Beating People Up With Jesus
I was at a family gathering today when my brother brought out his spanking new Nintendo Wii. Now I don’t generally like console games and I particularly don’t like the Wii because it defeats the purpose of video games as a whole. The ability to enjoy life as a couch potato.
So, I laid down on the sofa while everyone was jostling for position to get to try it out. I was having a good time mocking my brothers as they got their “exercise” on a video game console. After trying out a few games, the decided to give boxing a shot. That got my interest. I don’t particularly like boxing (there’s lots of things I don’t like) but on the screen where you get to choose who your boxer is, who else would be there but our beloved Jesus. That really got me in the mood. Like what better way to release some steam than to punch Jesus around. I wanted to yell, “I’ve found Jesus and he’s on the Wii!!! Wheeeeee!

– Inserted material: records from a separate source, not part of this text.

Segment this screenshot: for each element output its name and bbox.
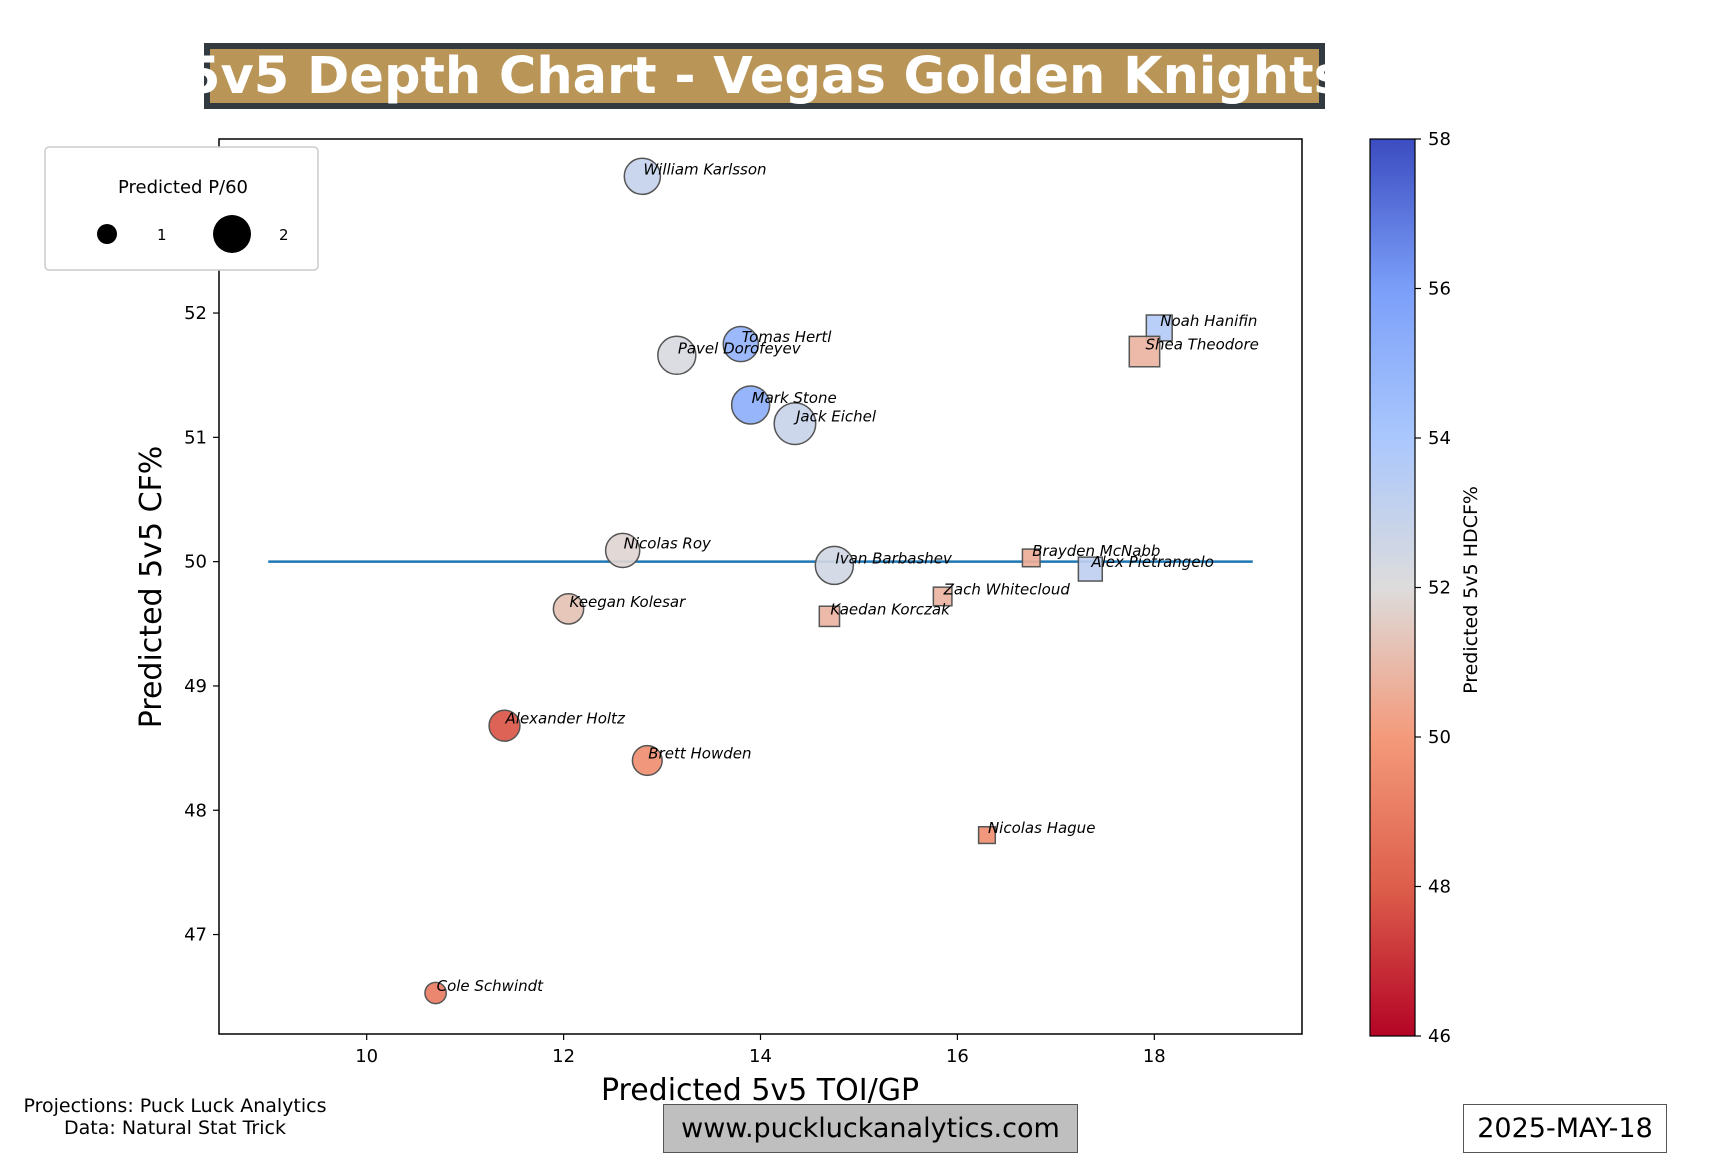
label-nicolas-hague: Nicolas Hague (988, 819, 1095, 837)
label-brett-howden: Brett Howden (648, 745, 751, 763)
colorbar-label: Predicted 5v5 HDCF% (1460, 486, 1482, 694)
size-legend-marker-1 (97, 224, 117, 244)
x-tick-label: 12 (552, 1046, 575, 1067)
size-legend-title: Predicted P/60 (118, 177, 248, 198)
x-tick-label: 16 (946, 1046, 969, 1067)
point-ivan-barbashev (814, 545, 855, 586)
label-zach-whitecloud: Zach Whitecloud (943, 580, 1071, 598)
point-keegan-kolesar (552, 592, 585, 625)
point-kaedan-korczak (818, 605, 841, 628)
point-brett-howden (631, 744, 663, 777)
label-ivan-barbashev: Ivan Barbashev (835, 549, 953, 567)
size-legend-frame (44, 146, 319, 271)
colorbar-tick-label: 56 (1428, 279, 1451, 300)
point-alexander-holtz (488, 709, 521, 742)
label-noah-hanifin: Noah Hanifin (1160, 312, 1257, 330)
label-brayden-mcnabb: Brayden McNabb (1032, 542, 1160, 560)
x-tick-label: 10 (355, 1046, 378, 1067)
label-alex-pietrangelo: Alex Pietrangelo (1090, 553, 1214, 571)
label-cole-schwindt: Cole Schwindt (437, 977, 545, 995)
colorbar-gradient (1369, 138, 1416, 1037)
point-nicolas-hague (977, 826, 997, 845)
y-tick-label: 50 (184, 552, 207, 573)
label-keegan-kolesar: Keegan Kolesar (570, 593, 687, 611)
colorbar-ticks: 46 48 50 52 54 56 58 (1415, 129, 1451, 1047)
point-tomas-hertl (722, 325, 760, 363)
data-credit: Data: Natural Stat Trick (64, 1117, 286, 1139)
y-tick-label: 51 (184, 427, 207, 448)
label-jack-eichel: Jack Eichel (793, 408, 877, 426)
point-mark-stone (730, 385, 771, 425)
colorbar-tick-label: 52 (1428, 578, 1451, 599)
x-axis-label: Predicted 5v5 TOI/GP (601, 1073, 919, 1108)
x-axis-ticks: 10 12 14 16 18 (355, 1034, 1166, 1067)
footer-credits: Projections: Puck Luck Analytics Data: N… (10, 1095, 340, 1139)
x-tick-label: 14 (749, 1046, 772, 1067)
label-pavel-dorofeyev: Pavel Dorofeyev (678, 339, 802, 357)
plot-area (218, 138, 1303, 1035)
y-tick-label: 47 (184, 925, 207, 946)
point-brayden-mcnabb (1021, 548, 1041, 568)
point-zach-whitecloud (932, 586, 953, 607)
label-william-karlsson: William Karlsson (643, 160, 766, 178)
y-axis-label: Predicted 5v5 CF% (134, 446, 169, 729)
website-link[interactable]: www.puckluckanalytics.com (663, 1104, 1078, 1153)
point-william-karlsson (623, 157, 662, 196)
label-alexander-holtz: Alexander Holtz (505, 710, 626, 728)
player-points (424, 157, 1173, 1005)
size-legend-label-1: 1 (157, 226, 167, 244)
point-pavel-dorofeyev (657, 335, 697, 376)
y-tick-label: 49 (184, 676, 207, 697)
colorbar: 46 48 50 52 54 56 58 Predicted 5v5 HDCF% (1369, 129, 1482, 1047)
colorbar-tick-label: 46 (1428, 1026, 1451, 1047)
point-alex-pietrangelo (1077, 556, 1104, 582)
colorbar-tick-label: 58 (1428, 129, 1451, 150)
size-legend-marker-2 (213, 215, 251, 253)
y-tick-label: 48 (184, 800, 207, 821)
label-tomas-hertl: Tomas Hertl (742, 328, 832, 346)
date-badge: 2025-MAY-18 (1463, 1104, 1667, 1153)
point-nicolas-roy (604, 532, 641, 569)
label-nicolas-roy: Nicolas Roy (624, 534, 712, 552)
y-tick-label: 52 (184, 303, 207, 324)
size-legend: Predicted P/60 1 2 (44, 146, 319, 271)
point-jack-eichel (773, 402, 817, 446)
y-axis-ticks: 47 48 49 50 51 52 (184, 303, 219, 946)
label-kaedan-korczak: Kaedan Korczak (830, 600, 951, 618)
label-mark-stone: Mark Stone (752, 389, 837, 407)
colorbar-tick-label: 54 (1428, 428, 1451, 449)
size-legend-label-2: 2 (279, 226, 289, 244)
x-tick-label: 18 (1143, 1046, 1166, 1067)
point-shea-theodore (1128, 335, 1161, 368)
label-shea-theodore: Shea Theodore (1145, 336, 1258, 354)
point-cole-schwindt (424, 981, 447, 1005)
projections-credit: Projections: Puck Luck Analytics (23, 1095, 327, 1117)
colorbar-tick-label: 48 (1428, 877, 1451, 898)
colorbar-tick-label: 50 (1428, 727, 1451, 748)
chart-title: 5v5 Depth Chart - Vegas Golden Knights (185, 43, 1344, 109)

I demanded to have a turn. Of course, this led to everyone refusing since I was lambasting the game all along. Nobody picked Jesus up, either, since all my family are pretend Christians and Catholics. I finally wrestled a controller from my younger brother for the second match. I was pitted against… my three year old niece. Bleh.
They chose some dorky looking character for her to play, even though I was asking them to give her Jesus so I could have some fun. Therefore, I chose Jesus for myself.
Round 1!!!
My niece started clobbering on Jesus, “God bless her!!!” I was having a grand time being the punching bag and cheering her on by saying, “Punch Jesus, come on, punch him some more!” My brothers tried to get to me by saying I was losing to a little girl who didn’t even know what she was doing, of course, I replied by saying, “What do you expect, I’m playing the part of some wimp who doesn’t even exist.”
Playing Jesus is fun. It’s the perfect excuse for being a loser. No wonder so many losers people cling to him.